# Sleep and Dreams > General Dream Discussion > Dream Interpretation >  >  dream of being depressed

## sunpowered

Hi all!,

I have dreamed in the after lunch to became sad, depressed and in a certain moment I was walking in a house, probably in the bathroom because there was water flowing, nearly out of my control so I was depressed and full of remorse. I was crying and shouting but no one appeared to give attention to this, I desperately wanted to be loved by my mother as if I were a child but I couldn't because of that deep sad feelings, after I figured out that it was only a temporary situation and I would have become "normal" again and I was also given (i don't remember exactly how) the chance to be immediately normal but I didn't take advantage of that because there was only one or two possibility left.
I think this dream can be related to the bad relation I had with my mother for more than 2 years in which I didn't talk to her at all, but now I started to talk again and I think I have a good relation with her but there must still be something hidden since last night I had a similar dream but in that case I was in my house roof.

How would you interpreter this dream ?

Thanks

----------


## JoannaB

Ok, first of all if I had a dream like that, I would do an internal inventory of my current and recent waking life emotions to double-check whether in waking life I was not unusually sad or depressed or have some unresolved issue. The answer may well be no because dreams do exaggerate emotions, but whenever one has such a dream, it is worth checking how one feels in waking life.

Second, is there anything in your waking life recently that could have reminded you of your past issues and triggered the memories of these feelings? It could be even something minor that your dream may have blown out of proportion.

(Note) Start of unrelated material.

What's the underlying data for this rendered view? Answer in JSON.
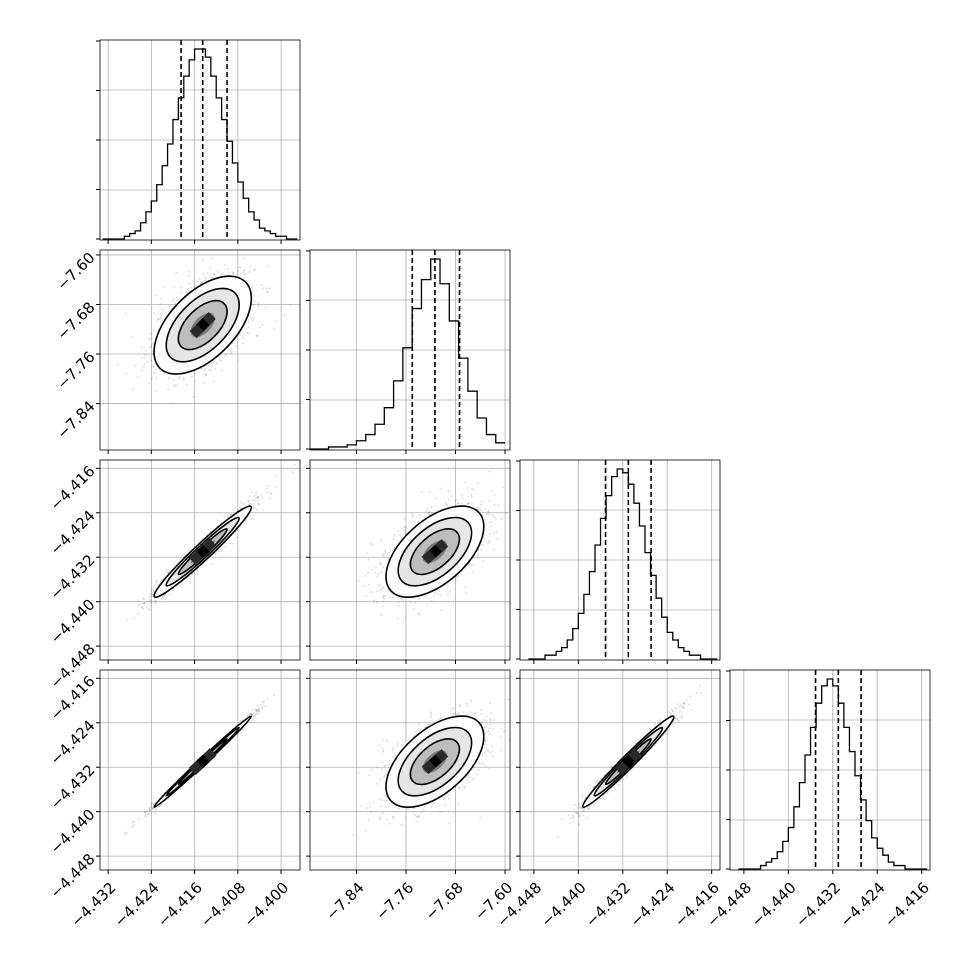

Mother daughter relationships can be very complex, and often do bring out emotions that are more extreme. For example, I know that my mother can at times cause me to be much more emotional than my mother in law ever could. I think a lot of that is due to how much I love my mother and I think I know her so well that sometimes I "read between the lines" too much with her, getting emotional over things she did not actually do or say, but which I interpretted differently or reacted to a certain way, something I am less likely to do with someone else.

Last but not least, I have found that oftentimes when I dream of my mother, those dreams are actually dreams about myself and those parts of me where I indetify with my mother or want to differentiate myself from my mother, so even though the dream is about my mother, but really it is not but it is all about me. For example, it may be about how I think my mother would react to an issue I am facing. Also, I actually am a mother, so sometimes when I dream of my mother, it is actually a dream of myself in the role of a mother, so about my relationship to my kids.

Of course, your dream may be different from mine, but I hope that my examples will help you look at your dream in different ways, until you find one that makes more sense to you in your situation. Best!

----------